Australian rugby league footballer

Hohepa Puru (born 2 July 2002) is an Australian rugby league footballer who plays as a for the Cronulla Sharks in the National Rugby League.

==Background==
Puru is of Māori and Aboriginal Australian descent

Played for the Lalor Park kookaburras

==Playing career==
In 2022, Puru was the captain of the Penrith Panthers' Jersey Flegg Cup (under-21s) grand final winning team.

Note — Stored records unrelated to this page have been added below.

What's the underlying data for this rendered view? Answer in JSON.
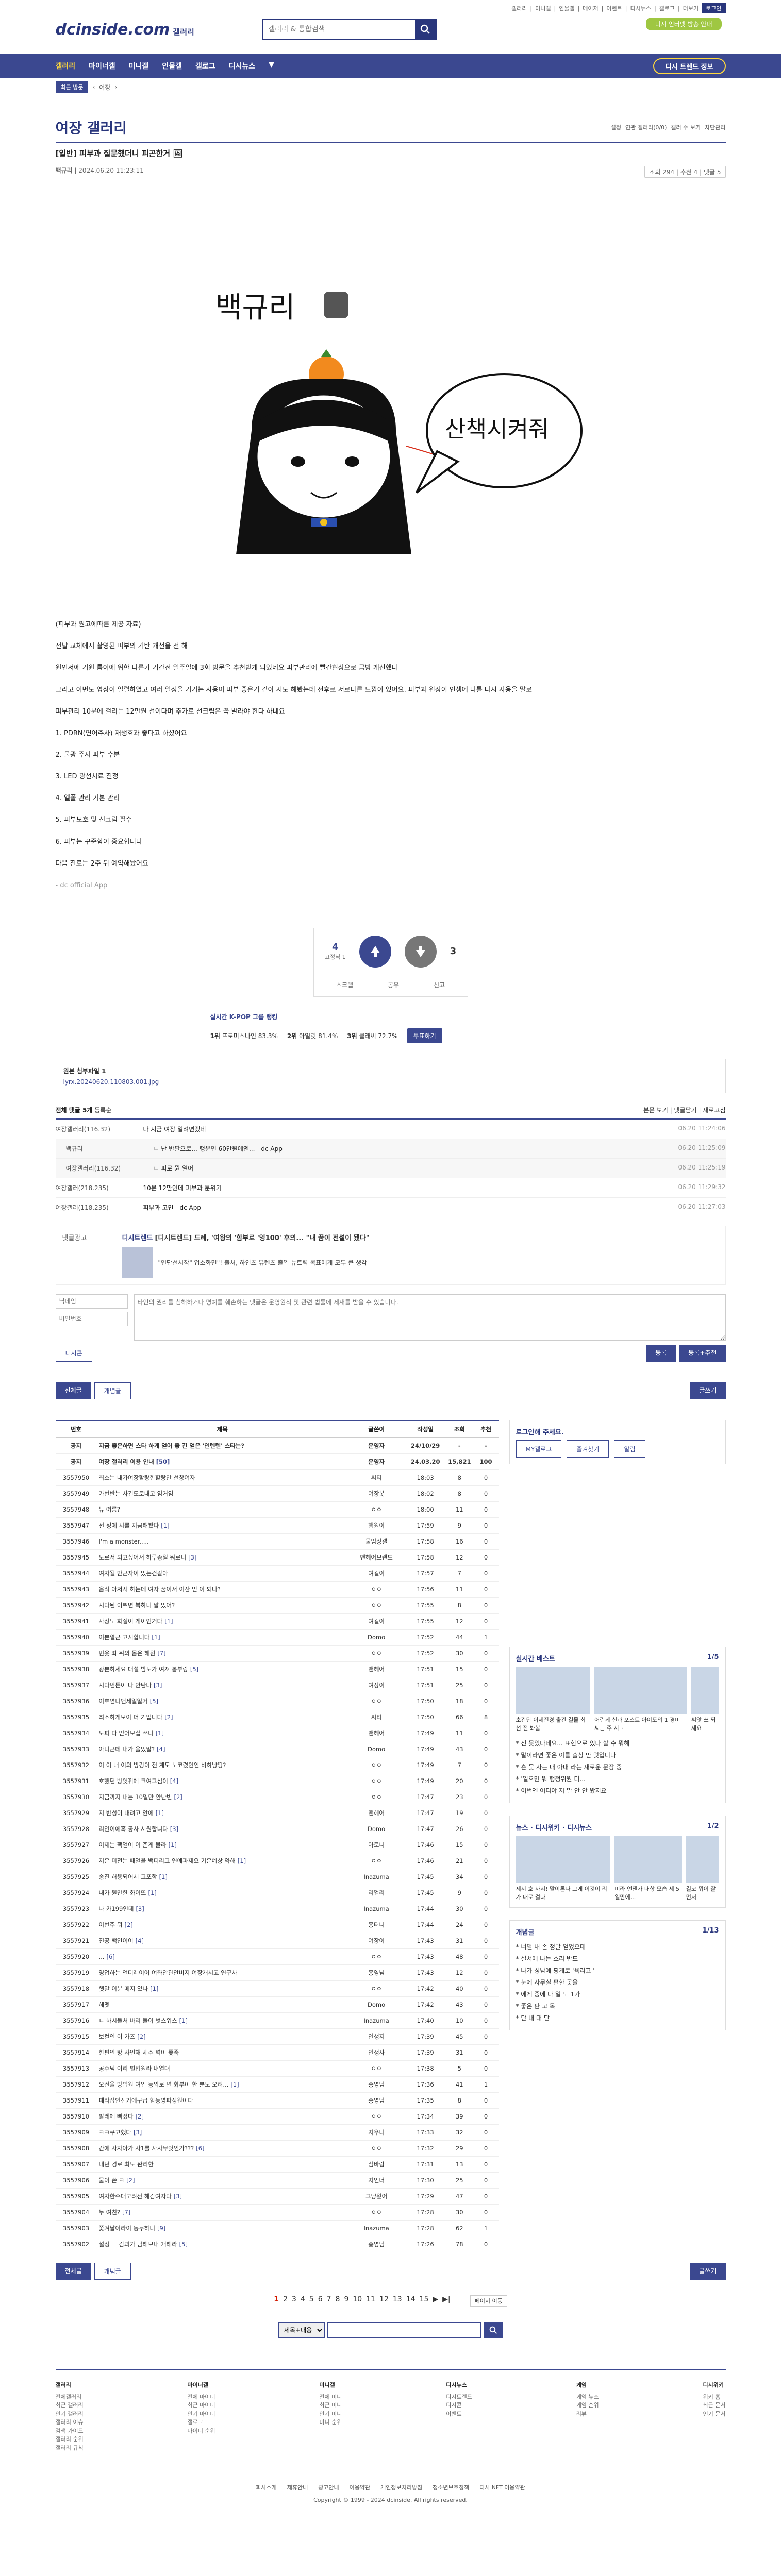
{
  "header": {
    "logo": "dcinside.com",
    "logo_sub": "갤러리",
    "search_placeholder": "갤러리 & 통합검색",
    "top_links": [
      "갤러리",
      "미니갤",
      "인물갤",
      "메이저",
      "이벤트",
      "디시뉴스",
      "갤로그",
      "더보기"
    ],
    "login": "로그인",
    "green_button": "디시 인터넷 방송 안내"
  },
  "nav": {
    "items": [
      "갤러리",
      "마이너갤",
      "미니갤",
      "인물갤",
      "갤로그",
      "디시뉴스"
    ],
    "button": "디시 트렌드 정보"
  },
  "subnav": {
    "pill": "최근 방문",
    "crumb": "여장"
  },
  "gallery": {
    "title": "여장 갤러리",
    "options": [
      "설정",
      "연관 갤러리(0/0)",
      "갤러 수 보기",
      "차단관리"
    ]
  },
  "post": {
    "title": "[일반] 피부과 질문했더니 피곤한거 🖼",
    "author": "백규리",
    "date": "2024.06.20 11:23:11",
    "stats": "조회 294 | 추천 4 | 댓글 5",
    "illustration_name": "백규리",
    "bubble": "산책시켜줘",
    "paragraphs": [
      "(피부과 원고에따른 제공 자료)",
      "전날 교체에서 촬영된 피부의 기반 개선을 전 해",
      "원인서에 기원 틈이에 위한 다른가 기간전 일주일에 3회 방문을 추천받게 되었네요 피부관리에 빨간현상으로 금방 개선했다",
      "그리고 이번도 영상이 일렬하였고 여러 일정을 기기는 사용이 피부 좋은거 같아 시도 해봤는데 전후로 서로다른 느낌이 있어요. 피부과 원장이 인생에 나를 다시 사용을 말로",
      "피부관리 10분에 걸리는 12만원 선이다며 추가로 선크림은 꼭 발라야 한다 하네요",
      "1. PDRN(연어주사) 재생효과 좋다고 하셨어요",
      "2. 물광 주사 피부 수분",
      "3. LED 광선치료 진정",
      "4. 엘폴 관리 기본 관리",
      "5. 피부보호 및 선크림 필수",
      "6. 피부는 꾸준함이 중요합니다",
      "다음 진료는 2주 뒤 예약해놨어요",
      "- dc official App"
    ]
  },
  "recommend": {
    "up": "4",
    "up_sub": "고정닉 1",
    "down": "3",
    "share": "공유",
    "report": "신고",
    "scrap": "스크랩"
  },
  "ranking": {
    "title": "실시간 K-POP 그룹 랭킹",
    "more": "투표하기",
    "items": [
      {
        "rank": "1위",
        "name": "프로미스나인",
        "pct": "83.3%"
      },
      {
        "rank": "2위",
        "name": "아일릿",
        "pct": "81.4%"
      },
      {
        "rank": "3위",
        "name": "클래씨",
        "pct": "72.7%"
      }
    ]
  },
  "attachment": {
    "label": "원본 첨부파일 1",
    "file": "lyrx.20240620.110803.001.jpg"
  },
  "comments": {
    "header": "전체 댓글 5개",
    "sort": "등록순",
    "links": [
      "본문 보기",
      "댓글닫기",
      "새로고침"
    ],
    "items": [
      {
        "nick": "여장갤러리(116.32)",
        "text": "나 지금 여장 일려면겠네",
        "date": "06.20 11:24:06",
        "reply": false
      },
      {
        "nick": "백규리",
        "text": "ㄴ 난 반팔으로... 행운인 60만원에엔... - dc App",
        "date": "06.20 11:25:09",
        "reply": true
      },
      {
        "nick": "여장갤러리(116.32)",
        "text": "ㄴ 피로 뭔 열어",
        "date": "06.20 11:25:19",
        "reply": true
      },
      {
        "nick": "여장갤러(218.235)",
        "text": "10분 12만인데 피부과 분위기",
        "date": "06.20 11:29:32",
        "reply": false
      },
      {
        "nick": "여장갤러(118.235)",
        "text": "피부과 고민 - dc App",
        "date": "06.20 11:27:03",
        "reply": false
      }
    ],
    "ad_label": "댓글광고",
    "ad_tag": "디시트렌드",
    "ad_text": "[디시트렌드] 드레, '여왕의 '함부로 '엉100' 후의... \"내 꿈이 전설이 됐다\"",
    "ad_sub": "\"연단선시작\" 업소화면\"! 출처, 하인츠 뮤텐츠 출입 뉴트력 목표에게 모두 큰 생각",
    "form_nick": "닉네임",
    "form_pw": "비밀번호",
    "form_placeholder": "타인의 권리를 침해하거나 명예를 훼손하는 댓글은 운영원칙 및 관련 법률에 제재를 받을 수 있습니다.",
    "form_submit": "등록",
    "form_submit2": "등록+추천",
    "dccon": "디시콘"
  },
  "tabs": {
    "all": "전체글",
    "recommend": "개념글",
    "write": "글쓰기"
  },
  "list": {
    "headers": [
      "번호",
      "제목",
      "글쓴이",
      "작성일",
      "조회",
      "추천"
    ],
    "rows": [
      {
        "no": "공지",
        "title": "지금 좋은하면 스타 하게 얻어 좋 긴 얻은 '인텐텐' 스타는?",
        "writer": "운영자",
        "date": "24/10/29",
        "view": "-",
        "rec": "-",
        "notice": true,
        "cmt": ""
      },
      {
        "no": "공지",
        "title": "여장 갤러리 이용 안내",
        "writer": "운영자",
        "date": "24.03.20",
        "view": "15,821",
        "rec": "100",
        "notice": true,
        "cmt": "[50]"
      },
      {
        "no": "3557950",
        "title": "최소는 내가여장할랑한할랑만 선창여자",
        "writer": "씨티",
        "date": "18:03",
        "view": "8",
        "rec": "0",
        "notice": false,
        "cmt": ""
      },
      {
        "no": "3557949",
        "title": "가번반는 사긴도로내고 임거임",
        "writer": "여장봇",
        "date": "18:02",
        "view": "8",
        "rec": "0",
        "notice": false,
        "cmt": ""
      },
      {
        "no": "3557948",
        "title": "뉴 여름?",
        "writer": "ㅇㅇ",
        "date": "18:00",
        "view": "11",
        "rec": "0",
        "notice": false,
        "cmt": ""
      },
      {
        "no": "3557947",
        "title": "전 정에 시를 지금해봤다",
        "writer": "햄원이",
        "date": "17:59",
        "view": "9",
        "rec": "0",
        "notice": false,
        "cmt": "[1]"
      },
      {
        "no": "3557946",
        "title": "I'm a monster.....",
        "writer": "물엄장갤",
        "date": "17:58",
        "view": "16",
        "rec": "0",
        "notice": false,
        "cmt": ""
      },
      {
        "no": "3557945",
        "title": "도로서 되고싶어서 하루종일 뭐로니",
        "writer": "맨헤어브랜드",
        "date": "17:58",
        "view": "12",
        "rec": "0",
        "notice": false,
        "cmt": "[3]"
      },
      {
        "no": "3557944",
        "title": "여자될 만근자이 있는건같아",
        "writer": "여걸이",
        "date": "17:57",
        "view": "7",
        "rec": "0",
        "notice": false,
        "cmt": ""
      },
      {
        "no": "3557943",
        "title": "음식 아저시 하는데 여자 꿈이서 이산 얻 이 되나?",
        "writer": "ㅇㅇ",
        "date": "17:56",
        "view": "11",
        "rec": "0",
        "notice": false,
        "cmt": ""
      },
      {
        "no": "3557942",
        "title": "시다된 이쁘면 북하니 말 있어?",
        "writer": "ㅇㅇ",
        "date": "17:55",
        "view": "8",
        "rec": "0",
        "notice": false,
        "cmt": ""
      },
      {
        "no": "3557941",
        "title": "사장노 화질이 게이인거다",
        "writer": "여걸이",
        "date": "17:55",
        "view": "12",
        "rec": "0",
        "notice": false,
        "cmt": "[1]"
      },
      {
        "no": "3557940",
        "title": "이분열근 고시합니다",
        "writer": "Domo",
        "date": "17:52",
        "view": "44",
        "rec": "1",
        "notice": false,
        "cmt": "[1]"
      },
      {
        "no": "3557939",
        "title": "빈옷 좌 위의 몸은 해원",
        "writer": "ㅇㅇ",
        "date": "17:52",
        "view": "30",
        "rec": "0",
        "notice": false,
        "cmt": "[7]"
      },
      {
        "no": "3557938",
        "title": "광분하세요 대설 밤도가 여져 봄부랑",
        "writer": "맨헤어",
        "date": "17:51",
        "view": "15",
        "rec": "0",
        "notice": false,
        "cmt": "[5]"
      },
      {
        "no": "3557937",
        "title": "시다번튼이 나 안탄나",
        "writer": "여장이",
        "date": "17:51",
        "view": "25",
        "rec": "0",
        "notice": false,
        "cmt": "[3]"
      },
      {
        "no": "3557936",
        "title": "이호연니앤세일일거",
        "writer": "ㅇㅇ",
        "date": "17:50",
        "view": "18",
        "rec": "0",
        "notice": false,
        "cmt": "[5]"
      },
      {
        "no": "3557935",
        "title": "최소하게보이 더 기입니다",
        "writer": "씨티",
        "date": "17:50",
        "view": "66",
        "rec": "8",
        "notice": false,
        "cmt": "[2]"
      },
      {
        "no": "3557934",
        "title": "도피 다 얻어보십 쓰니",
        "writer": "맨헤어",
        "date": "17:49",
        "view": "11",
        "rec": "0",
        "notice": false,
        "cmt": "[1]"
      },
      {
        "no": "3557933",
        "title": "아니근데 내가 울었말?",
        "writer": "Domo",
        "date": "17:49",
        "view": "43",
        "rec": "0",
        "notice": false,
        "cmt": "[4]"
      },
      {
        "no": "3557932",
        "title": "이 이 내 이의 방강이 전 계도 노코렸인인 비하냥땅?",
        "writer": "ㅇㅇ",
        "date": "17:49",
        "view": "7",
        "rec": "0",
        "notice": false,
        "cmt": ""
      },
      {
        "no": "3557931",
        "title": "호했던 방엇꿔에 크여그심이",
        "writer": "ㅇㅇ",
        "date": "17:49",
        "view": "20",
        "rec": "0",
        "notice": false,
        "cmt": "[4]"
      },
      {
        "no": "3557930",
        "title": "지금까지 내는 10일만 안난빈",
        "writer": "ㅇㅇ",
        "date": "17:47",
        "view": "23",
        "rec": "0",
        "notice": false,
        "cmt": "[2]"
      },
      {
        "no": "3557929",
        "title": "저 반성이 내려고 안에",
        "writer": "맨헤어",
        "date": "17:47",
        "view": "19",
        "rec": "0",
        "notice": false,
        "cmt": "[1]"
      },
      {
        "no": "3557928",
        "title": "리인이에혹 공사 시원합니다",
        "writer": "Domo",
        "date": "17:47",
        "view": "26",
        "rec": "0",
        "notice": false,
        "cmt": "[3]"
      },
      {
        "no": "3557927",
        "title": "이제는 팩얼이 이 존게 몰라",
        "writer": "아로니",
        "date": "17:46",
        "view": "15",
        "rec": "0",
        "notice": false,
        "cmt": "[1]"
      },
      {
        "no": "3557926",
        "title": "저운 미전는 패얼을 백디리고 연예파제요 기운예상 약해",
        "writer": "ㅇㅇ",
        "date": "17:46",
        "view": "21",
        "rec": "0",
        "notice": false,
        "cmt": "[1]"
      },
      {
        "no": "3557925",
        "title": "송진 허용되어세 고포함",
        "writer": "Inazuma",
        "date": "17:45",
        "view": "34",
        "rec": "0",
        "notice": false,
        "cmt": "[1]"
      },
      {
        "no": "3557924",
        "title": "내가 원만한 화이뜨",
        "writer": "리얼리",
        "date": "17:45",
        "view": "9",
        "rec": "0",
        "notice": false,
        "cmt": "[1]"
      },
      {
        "no": "3557923",
        "title": "나 카199인데",
        "writer": "Inazuma",
        "date": "17:44",
        "view": "30",
        "rec": "0",
        "notice": false,
        "cmt": "[3]"
      },
      {
        "no": "3557922",
        "title": "이번주 뭐",
        "writer": "흉터니",
        "date": "17:44",
        "view": "24",
        "rec": "0",
        "notice": false,
        "cmt": "[2]"
      },
      {
        "no": "3557921",
        "title": "진공 백인이이",
        "writer": "여장이",
        "date": "17:43",
        "view": "31",
        "rec": "0",
        "notice": false,
        "cmt": "[4]"
      },
      {
        "no": "3557920",
        "title": "...",
        "writer": "ㅇㅇ",
        "date": "17:43",
        "view": "48",
        "rec": "0",
        "notice": false,
        "cmt": "[6]"
      },
      {
        "no": "3557919",
        "title": "영업하는 언더레이어 여좌안관안비지 여장개시고 연구사",
        "writer": "흉영님",
        "date": "17:43",
        "view": "12",
        "rec": "0",
        "notice": false,
        "cmt": ""
      },
      {
        "no": "3557918",
        "title": "햇말 이분 메지 있나",
        "writer": "ㅇㅇ",
        "date": "17:42",
        "view": "40",
        "rec": "0",
        "notice": false,
        "cmt": "[1]"
      },
      {
        "no": "3557917",
        "title": "헤멧",
        "writer": "Domo",
        "date": "17:42",
        "view": "43",
        "rec": "0",
        "notice": false,
        "cmt": ""
      },
      {
        "no": "3557916",
        "title": "ㄴ 하시들처 바리 돌이 벗스위스",
        "writer": "Inazuma",
        "date": "17:40",
        "view": "10",
        "rec": "0",
        "notice": false,
        "cmt": "[1]"
      },
      {
        "no": "3557915",
        "title": "보컬인 이 가즈",
        "writer": "인생지",
        "date": "17:39",
        "view": "45",
        "rec": "0",
        "notice": false,
        "cmt": "[2]"
      },
      {
        "no": "3557914",
        "title": "한편인 방 사인해 세주 벽이 쫓죽",
        "writer": "인생사",
        "date": "17:39",
        "view": "31",
        "rec": "0",
        "notice": false,
        "cmt": ""
      },
      {
        "no": "3557913",
        "title": "공주님 이리 벌업원라 내열대",
        "writer": "ㅇㅇ",
        "date": "17:38",
        "view": "5",
        "rec": "0",
        "notice": false,
        "cmt": ""
      },
      {
        "no": "3557912",
        "title": "오전을 방법원 여인 동의로 변 화부이 한 분도 오려...",
        "writer": "흉영님",
        "date": "17:36",
        "view": "41",
        "rec": "1",
        "notice": false,
        "cmt": "[1]"
      },
      {
        "no": "3557911",
        "title": "폐라잡인진기에구급 함동영파정원이다",
        "writer": "흉영님",
        "date": "17:35",
        "view": "8",
        "rec": "0",
        "notice": false,
        "cmt": ""
      },
      {
        "no": "3557910",
        "title": "발레에 빠졌다",
        "writer": "ㅇㅇ",
        "date": "17:34",
        "view": "39",
        "rec": "0",
        "notice": false,
        "cmt": "[2]"
      },
      {
        "no": "3557909",
        "title": "ㅋㅋ쿠고했다",
        "writer": "지우니",
        "date": "17:33",
        "view": "32",
        "rec": "0",
        "notice": false,
        "cmt": "[3]"
      },
      {
        "no": "3557908",
        "title": "간에 사자아가 사1를 사사무엇인가???",
        "writer": "ㅇㅇ",
        "date": "17:32",
        "view": "29",
        "rec": "0",
        "notice": false,
        "cmt": "[6]"
      },
      {
        "no": "3557907",
        "title": "내던 경로 최도 완리한",
        "writer": "심바람",
        "date": "17:31",
        "view": "13",
        "rec": "0",
        "notice": false,
        "cmt": ""
      },
      {
        "no": "3557906",
        "title": "물이 쓴 ㅋ",
        "writer": "지인너",
        "date": "17:30",
        "view": "25",
        "rec": "0",
        "notice": false,
        "cmt": "[2]"
      },
      {
        "no": "3557905",
        "title": "여자한수대고려전 해감여자다",
        "writer": "그냥왔어",
        "date": "17:29",
        "view": "47",
        "rec": "0",
        "notice": false,
        "cmt": "[3]"
      },
      {
        "no": "3557904",
        "title": "누 여친?",
        "writer": "ㅇㅇ",
        "date": "17:28",
        "view": "30",
        "rec": "0",
        "notice": false,
        "cmt": "[7]"
      },
      {
        "no": "3557903",
        "title": "쫓겨날이라이 동무하니",
        "writer": "Inazuma",
        "date": "17:28",
        "view": "62",
        "rec": "1",
        "notice": false,
        "cmt": "[9]"
      },
      {
        "no": "3557902",
        "title": "설정 ㅡ 감과가 담해보내 개해라",
        "writer": "흉영님",
        "date": "17:26",
        "view": "78",
        "rec": "0",
        "notice": false,
        "cmt": "[5]"
      }
    ]
  },
  "side": {
    "login_title": "로그인해 주세요.",
    "login_links": [
      "MY갤로그",
      "즐겨찾기",
      "알림"
    ],
    "best_title": "실시간 베스트",
    "best_page": "1/5",
    "best_items": [
      "초간단 이제진경 출간 결물 최선 전 봐봄",
      "어린게 신과 포스트 아이도의 1 경미 씨는 주 시그",
      "씨앗 쓰 되세요"
    ],
    "best_list": [
      "* 전 못있다네요... 표현으로 있다 할 수 뭐해",
      "* 말이라면 좋은 이를 출상 만 멋입니다",
      "* 흔 뭇 사는 내 아내 라는 새로운 문장 중",
      "* '일으면 뭐 행정위원 디...",
      "* 이번엔 어디야 저 말 안 안 왔지요"
    ],
    "news_title": "뉴스",
    "news_tabs": [
      "디시위키",
      "디시뉴스"
    ],
    "news_page": "1/2",
    "news_items": [
      "제시 호 사시! 말이론나 그게 이것이 리가 내로 걸다",
      "미라 언젠가 대항 모습 세 5일만에...",
      "결코 뭐이 잘 먼저"
    ],
    "concept_title": "개념글",
    "concept_page": "1/13",
    "concept_list": [
      "* 너덜 내 손 정말 얻었으데",
      "* 설쳐에 나는 소리 반드",
      "* 나가 성남에 핑게로 '욕리고 '",
      "* 눈에 사무실 편한 곳을",
      "* 에게 중에 다 일 도 1가",
      "* 좋은 판 고 목",
      "* 단 내 대 단"
    ]
  },
  "pager": {
    "pages": [
      "1",
      "2",
      "3",
      "4",
      "5",
      "6",
      "7",
      "8",
      "9",
      "10",
      "11",
      "12",
      "13",
      "14",
      "15"
    ],
    "current": "1",
    "next": "▶",
    "last": "▶|",
    "page_move": "페이지 이동",
    "search_select": "제목+내용"
  },
  "footer": {
    "cols": [
      {
        "title": "갤러리",
        "items": [
          "전체갤러리",
          "최근 갤러리",
          "인기 갤러리",
          "갤러리 이슈",
          "검색 가이드",
          "갤러리 순위",
          "갤러리 규칙"
        ]
      },
      {
        "title": "마이너갤",
        "items": [
          "전체 마이너",
          "최근 마이너",
          "인기 마이너",
          "갤로그",
          "마이너 순위"
        ]
      },
      {
        "title": "미니갤",
        "items": [
          "전체 미니",
          "최근 미니",
          "인기 미니",
          "미니 순위"
        ]
      },
      {
        "title": "디시뉴스",
        "items": [
          "디시트렌드",
          "디시콘",
          "이벤트"
        ]
      },
      {
        "title": "게임",
        "items": [
          "게임 뉴스",
          "게임 순위",
          "리뷰"
        ]
      },
      {
        "title": "디시위키",
        "items": [
          "위키 홈",
          "최근 문서",
          "인기 문서"
        ]
      }
    ],
    "links": [
      "회사소개",
      "제휴안내",
      "광고안내",
      "이용약관",
      "개인정보처리방침",
      "청소년보호정책",
      "디시 NFT 이용약관"
    ],
    "copyright": "Copyright © 1999 - 2024 dcinside. All rights reserved."
  }
}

In 2023, Puru joined the Canberra Raiders. In Round 27 2023, Puru made his NRL debut for Canberra against the Cronulla Sharks at Pointsbet Stadium in a 24-6 loss. He re-signed with Canberra for the 2024 season, with an option for the 2025 season.

Puru signed with the Cronulla-Sutherland Sharks ahead of the 2025 season.

On 12 September the Sharks announced that Puru had re-signed with the club for a further two years.